Lembro pouco da felicidade. Lembro pouco da tristeza. As coisas não tinham nome. Assim como a caridade e a loucura. Tudo era. Tudo estava lá, cabia, fazia parte. A vida era assim daquele jeito embolado entre luz e sombra, bem e mal, graça e pecado, viver e nascer. Não havia espanto ou escândalo, nem beatitude ou danação. A vida transcorria inteira sem véus nem vergonhas. Os acontecimentos eram despudorados, explícitos e a morte despida de mistérios. O céu existia, assim como o inferno. Essa era uma das certezas que tornavam tudo mais fácil.

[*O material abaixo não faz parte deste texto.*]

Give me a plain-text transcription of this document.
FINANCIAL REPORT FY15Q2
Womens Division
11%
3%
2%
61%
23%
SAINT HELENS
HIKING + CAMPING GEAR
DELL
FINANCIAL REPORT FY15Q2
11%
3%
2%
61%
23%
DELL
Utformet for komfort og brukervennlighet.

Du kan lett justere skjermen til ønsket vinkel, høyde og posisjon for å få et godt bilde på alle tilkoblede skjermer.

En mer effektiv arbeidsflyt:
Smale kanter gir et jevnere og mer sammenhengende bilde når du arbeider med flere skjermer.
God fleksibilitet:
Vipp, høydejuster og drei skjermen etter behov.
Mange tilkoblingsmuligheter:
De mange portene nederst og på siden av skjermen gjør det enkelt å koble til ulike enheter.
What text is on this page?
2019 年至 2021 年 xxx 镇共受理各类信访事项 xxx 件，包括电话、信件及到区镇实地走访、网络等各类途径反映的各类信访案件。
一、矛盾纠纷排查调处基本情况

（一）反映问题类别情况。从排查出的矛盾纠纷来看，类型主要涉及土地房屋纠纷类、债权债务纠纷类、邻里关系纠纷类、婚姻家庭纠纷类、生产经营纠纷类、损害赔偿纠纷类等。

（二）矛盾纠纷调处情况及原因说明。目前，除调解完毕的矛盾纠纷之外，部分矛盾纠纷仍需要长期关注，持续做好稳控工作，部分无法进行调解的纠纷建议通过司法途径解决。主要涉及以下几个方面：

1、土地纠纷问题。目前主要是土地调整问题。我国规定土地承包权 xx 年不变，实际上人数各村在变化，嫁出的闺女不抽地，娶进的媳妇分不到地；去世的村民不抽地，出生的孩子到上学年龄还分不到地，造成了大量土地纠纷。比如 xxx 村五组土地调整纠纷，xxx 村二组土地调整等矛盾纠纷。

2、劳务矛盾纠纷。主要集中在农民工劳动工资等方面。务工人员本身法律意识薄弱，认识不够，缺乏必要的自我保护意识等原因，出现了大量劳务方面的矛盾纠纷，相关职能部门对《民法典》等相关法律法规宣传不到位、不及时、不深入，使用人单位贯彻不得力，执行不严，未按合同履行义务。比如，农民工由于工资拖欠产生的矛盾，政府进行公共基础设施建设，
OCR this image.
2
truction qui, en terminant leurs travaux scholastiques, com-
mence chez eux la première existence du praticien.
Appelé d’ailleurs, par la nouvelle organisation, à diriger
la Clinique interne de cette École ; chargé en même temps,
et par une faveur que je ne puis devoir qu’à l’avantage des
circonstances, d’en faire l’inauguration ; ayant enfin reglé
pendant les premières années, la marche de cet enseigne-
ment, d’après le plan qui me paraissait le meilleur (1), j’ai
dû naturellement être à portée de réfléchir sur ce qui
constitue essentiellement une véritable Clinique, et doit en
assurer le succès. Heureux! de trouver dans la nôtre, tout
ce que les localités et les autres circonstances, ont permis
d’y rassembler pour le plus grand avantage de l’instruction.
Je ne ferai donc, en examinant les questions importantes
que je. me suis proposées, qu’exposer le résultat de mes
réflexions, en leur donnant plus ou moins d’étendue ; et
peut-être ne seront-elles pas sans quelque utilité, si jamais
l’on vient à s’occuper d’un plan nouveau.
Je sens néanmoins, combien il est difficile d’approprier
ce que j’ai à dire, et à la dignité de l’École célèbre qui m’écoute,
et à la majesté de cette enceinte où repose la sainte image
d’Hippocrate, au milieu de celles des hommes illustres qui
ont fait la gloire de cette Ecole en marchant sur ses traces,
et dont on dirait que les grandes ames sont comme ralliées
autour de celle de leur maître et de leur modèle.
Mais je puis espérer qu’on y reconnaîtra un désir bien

Da casa da minha infância guardo mais que recordações, datas e fisionomias. Guardo mais que velhas fotografias, receitas ou objetos deslocados. O que ficou, e esse é o grande tesouro, foi o lugar dentro de mim. A sensação redentora de pertencimento, de ter raízes, identidade, de ter, como tudo que é vivo, um fio condutor que me antecede e me continuará.
Soube esta semana que demoliram a casa da minha infância. Sei que dentro de mim ela continua intacta. Somos uma estranha espécie de caramujo a carregar nossas invisíveis casas, castelos e templos. Somos viajantes precavidos, levamos conosco abrigo, terra natal e identidade, e assim evitamos o exílio, o desterro.
Lembro Mario Quintana que nunca deixou de correr pelos corredores da sua casa de menino e copio Mia Couto: “O importante não é a casa onde moramos mas onde, em nós, a casa mora.”